IREGBULEM: The cost of making money

The income tax is essentially the government-imposed cost of making money. In other words, if your tax rate is 20 percent, then making $1 costs you 20 cents. As with anything else in life, the higher the cost of something, the less of it you will demand. Therefore, it makes perfect sense that raising taxes (or, the cost of making money) would reduce people’s eagerness to make money, since it essentially makes earning money more expensive.

Despite the simple and obvious truth just described, many people willfully and knowingly argue against something that is undeniably true: Raising taxes causes people to work less, and therefore earn less.
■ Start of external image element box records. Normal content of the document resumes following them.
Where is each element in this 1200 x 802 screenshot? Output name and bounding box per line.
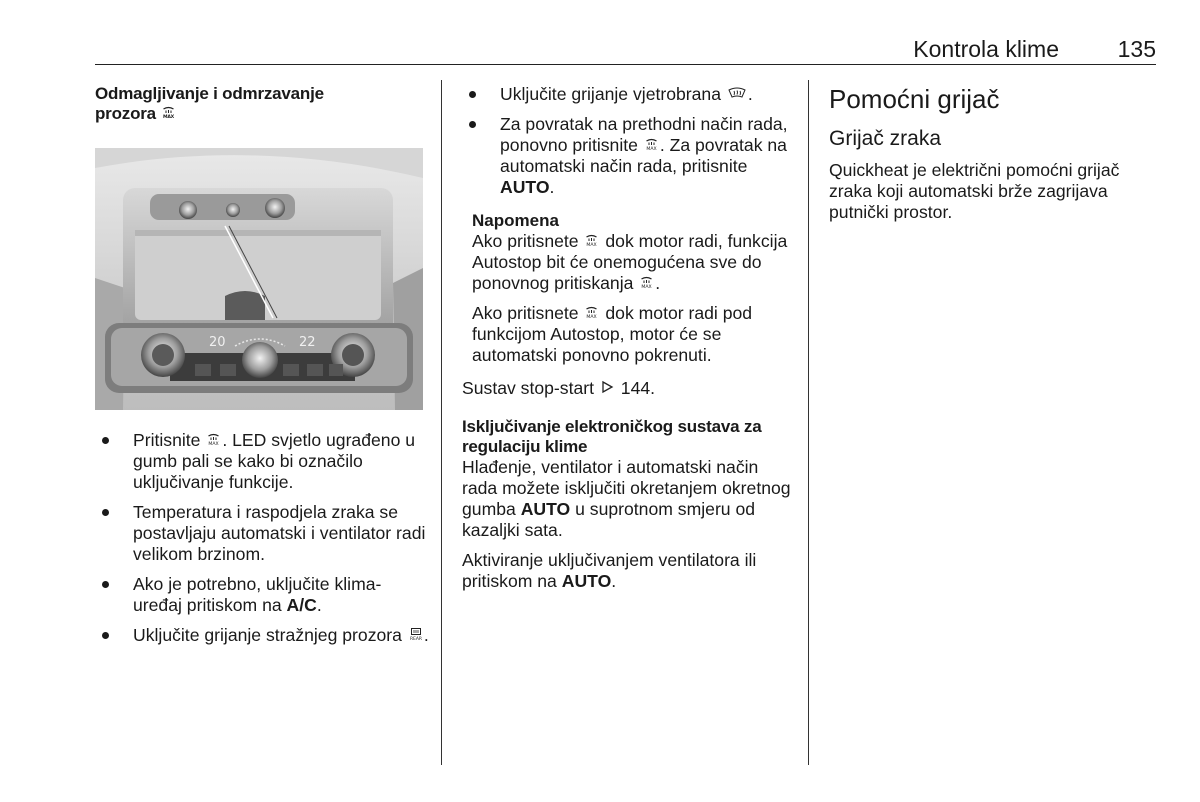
page-number: 135 bbox=[1117, 36, 1156, 62]
defrost-steps-list bbox=[95, 430, 430, 646]
section-heading-climate-off: Isključivanje elektroničkog sustava za regulaciju klime bbox=[462, 417, 762, 456]
note-box bbox=[462, 210, 798, 366]
windscreen-defrost-max-icon bbox=[585, 233, 598, 247]
column-2 bbox=[462, 84, 798, 601]
windscreen-defrost-max-icon bbox=[645, 137, 658, 151]
svg-text:MAX: MAX bbox=[208, 442, 219, 446]
column-divider-2 bbox=[808, 80, 809, 765]
list-item: Uključite grijanje stražnjeg prozora REAR . bbox=[95, 625, 430, 646]
climate-off-paragraph: Hlađenje, ventilator i automatski način rada možete isključiti okretanjem okretnog gumba AUTO u suprotnom smjeru od kazaljki sata. bbox=[462, 457, 791, 540]
windscreen-defrost-max-icon bbox=[162, 105, 175, 119]
note-title: Napomena bbox=[472, 211, 559, 230]
column-divider-1 bbox=[441, 80, 442, 765]
svg-text:MAX: MAX bbox=[586, 315, 598, 319]
display-temp-right: 22 bbox=[299, 335, 316, 350]
climate-control-photo bbox=[95, 148, 423, 410]
list-item: Temperatura i raspodjela zraka se postavljaju automatski i ventilator radi velikom brzinom. bbox=[95, 502, 430, 565]
display-temp-left: 20 bbox=[209, 335, 226, 350]
climate-on-paragraph: Aktiviranje uključivanjem ventilatora ili pritiskom na AUTO. bbox=[462, 550, 757, 591]
svg-text:REAR: REAR bbox=[409, 637, 422, 641]
windscreen-heating-icon bbox=[728, 86, 746, 100]
page-header bbox=[95, 36, 1156, 65]
note-paragraph-1: Ako pritisnete MAX dok motor radi, funkcija Autostop bit će onemogućena sve do ponovnog pritiskanja MAX . bbox=[472, 231, 788, 293]
windscreen-defrost-max-icon bbox=[640, 275, 653, 289]
air-heater-paragraph: Quickheat je električni pomoćni grijač zraka koji automatski brže zagrijava putnički prostor. bbox=[829, 160, 1120, 222]
svg-text:MAX: MAX bbox=[163, 115, 175, 119]
windscreen-defrost-max-icon bbox=[207, 432, 220, 446]
column-1 bbox=[95, 84, 430, 655]
defrost-steps-list-continued bbox=[462, 84, 798, 198]
list-item: Ako je potrebno, uključite klima-uređaj pritiskom na A/C. bbox=[95, 574, 430, 616]
column-3 bbox=[829, 84, 1159, 232]
subsection-title-air-heater: Grijač zraka bbox=[829, 127, 942, 150]
chapter-title: Kontrola klime bbox=[913, 36, 1059, 62]
windscreen-defrost-max-icon bbox=[585, 305, 598, 319]
rear-window-heating-icon bbox=[409, 627, 422, 641]
svg-text:MAX: MAX bbox=[646, 147, 657, 151]
section-heading-defrost: Odmagljivanje i odmrzavanje prozora MAX bbox=[95, 84, 324, 123]
note-paragraph-2: Ako pritisnete MAX dok motor radi pod funkcijom Autostop, motor će se automatski ponovno pokrenuti. bbox=[472, 303, 753, 365]
section-title-auxiliary-heater: Pomoćni grijač bbox=[829, 84, 1000, 114]
cross-reference-arrow-icon bbox=[601, 380, 614, 394]
list-item: Uključite grijanje vjetrobrana . bbox=[462, 84, 798, 105]
list-item: Za povratak na prethodni način rada, ponovno pritisnite MAX . Za povratak na automatski način rada, pritisnite AUTO. bbox=[462, 114, 798, 198]
svg-text:MAX: MAX bbox=[641, 285, 652, 289]
list-item: Pritisnite MAX . LED svjetlo ugrađeno u gumb pali se kako bi označilo uključivanje funkcije. bbox=[95, 430, 430, 493]
cross-reference[interactable]: Sustav stop-start 144. bbox=[462, 378, 656, 398]
svg-text:MAX: MAX bbox=[586, 243, 598, 247]
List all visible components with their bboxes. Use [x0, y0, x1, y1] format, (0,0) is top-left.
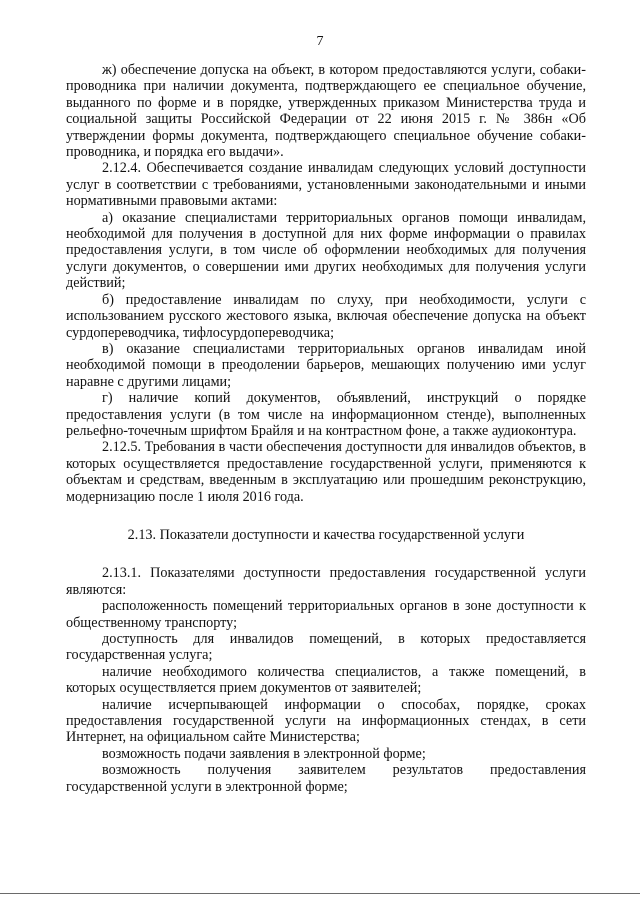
paragraph-2-12-4: 2.12.4. Обеспечивается создание инвалидам следующих условий доступности услуг в соответствии с требованиями, установленными законодательными и иными нормативными правовыми актами:	[66, 160, 586, 210]
list-item-electronic-application: возможность подачи заявления в электронной форме;	[102, 745, 426, 762]
paragraph-2-13-1: 2.13.1. Показателями доступности предоставления государственной услуги являются:	[66, 565, 586, 598]
paragraph-v: в) оказание специалистами территориальных органов инвалидам иной необходимой помощи в преодолении барьеров, мешающих получению ими услуг наравне с другими лицами;	[66, 340, 586, 390]
paragraph-g: г) наличие копий документов, объявлений, инструкций о порядке предоставления услуги (в том числе на информационном стенде), выполненных рельефно-точечным шрифтом Брайля и на контрастном фоне, а также аудиоконтура.	[66, 390, 586, 439]
document-body	[66, 62, 586, 795]
bottom-divider	[0, 893, 640, 894]
page-number: 7	[316, 34, 324, 49]
list-item-transport: расположенность помещений территориальных органов в зоне доступности к общественному транспорту;	[66, 598, 586, 631]
list-item-accessibility: доступность для инвалидов помещений, в которых предоставляется государственная услуга;	[66, 631, 586, 664]
paragraph-zh: ж) обеспечение допуска на объект, в котором предоставляются услуги, собаки-проводника при наличии документа, подтверждающего ее специальное обучение, выданного по форме и в порядке, утвержденных приказом Министерства труда и социальной защиты Российской Федерации от 22 июня 2015 г. № 386н «Об утверждении формы документа, подтверждающего специальное обучение собаки-проводника, и порядка его выдачи».	[66, 62, 586, 161]
section-heading-2-13: 2.13. Показатели доступности и качества государственной услуги	[127, 526, 525, 543]
list-item-information: наличие исчерпывающей информации о способах, порядке, сроках предоставления государственной услуги на информационных стендах, в сети Интернет, на официальном сайте Министерства;	[66, 696, 586, 746]
list-item-electronic-result: возможность получения заявителем результатов предоставления государственной услуги в электронной форме;	[66, 762, 586, 795]
paragraph-2-12-5: 2.12.5. Требования в части обеспечения доступности для инвалидов объектов, в которых осуществляется предоставление государственной услуги, применяются к объектам и средствам, введенным в эксплуатацию или прошедшим реконструкцию, модернизацию после 1 июля 2016 года.	[66, 439, 586, 505]
paragraph-a: а) оказание специалистами территориальных органов помощи инвалидам, необходимой для получения в доступной для них форме информации о правилах предоставления услуги, в том числе об оформлении необходимых для получения услуги документов, о совершении ими других необходимых для получения услуги действий;	[66, 209, 586, 292]
list-item-specialists: наличие необходимого количества специалистов, а также помещений, в которых осуществляется прием документов от заявителей;	[66, 663, 586, 697]
paragraph-b: б) предоставление инвалидам по слуху, при необходимости, услуги с использованием русского жестового языка, включая обеспечение допуска на объект сурдопереводчика, тифлосурдопереводчика;	[66, 291, 586, 341]
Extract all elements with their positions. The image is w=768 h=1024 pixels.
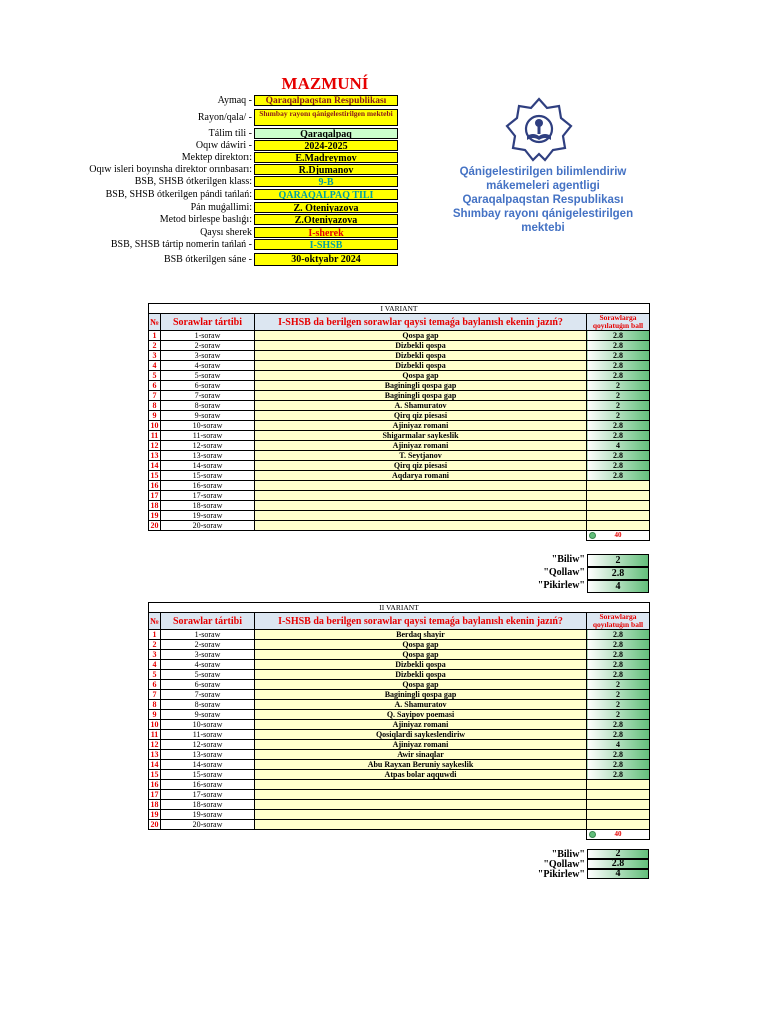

This behavior reflects simple downward-sloping demand, and yet so many ignore it just to satisfy their political leanings. If we can all agree that higher food prices will hurt anyone with some desire to consume food (i.e., everyone), or that higher oil prices will hurt anyone whose life is directly affected by oil production (i.e., everyone), then why can’t we all agree that artificially raising the price of making money is going to harm anyone who makes money and has some level of income (i.e., just about everyone)?

The arguments reach true absurdity when discussing taxation of the rich. The common line of reasoning is that, since the rich have so much money and have such high incomes, they either don’t respond strongly to changes in taxation or simply don’t care. This argument does have some intuitive appeal; it makes sense to think that someone who already has a large amount of something wouldn’t care much if the cost of acquiring even more increased.

However, I find it odd that some of the same people who claim that the rich are not responsive to taxes and are not very much harmed or affected by them will, at the same time, claim that the rich are greedy people who tightly cling to their money and are eager to accumulate even more. One cannot claim that the rich both desperately want to make more money but simultaneously don’t mind having it taken away from them, and yet this is the exact argument made by many who wish to “soak the rich.”

In fact, data shows that the claim that the rich are not responsive to taxes is entirely false. Not only that, the data also shows that higher-income people are in fact the most responsive to taxation of all income groups. A paper written by liberal economists Jon Gruber and Emmanuel Saez in 2000 showed that taxpayers with annual incomes of $100,000 or more had a taxable income elasticity of 0.57, which means that a 10 percent increase in tax rates would lead these taxpayers to reduce their taxable income by 5.7 percent, a sizable reduction. Taxpayers with income below $100,000, however, only had an elasticity of 0.18, meaning that the same increase in taxation would cause them to reduce their taxable income by 1.8 percent. This data soundly destroys the argument that the rich don’t react to taxation.

Now, what is the policy implication? The implication is that, instead of focusing so much on taxing the rich and making them “pay their fair share,” which they already do (the top 1 percent paid 28.9 percent of their income in federal taxes in 2009, whereas the middle quintile of households paid only 11.1 percent), more emphasis needs to be placed on reforming our broken, loophole-ridden tax system. A large amount of this sensitivity to taxation that Gruber and Saez show can be explained by the litany of tax loopholes and exemptions that the rich have access to, along with the accountants they can afford to help them find these tricks. With so many methods of reducing taxable income at the disposal of higher-income individuals and families, it should come as no surprise that they are the best at hiding money from Uncle Sam.

Loopholes and exemptions distort taxpayers’ behavior and the wider economy, as any economist would agree. Many economists also agree that low tax rates levied on a broad base of income earners are the most efficient way to tax income. The rich are just as responsive, if not more responsive to changes in taxation. Until we fix the loopholes, they will respond in force to any increase in taxation, as the data convincingly shows.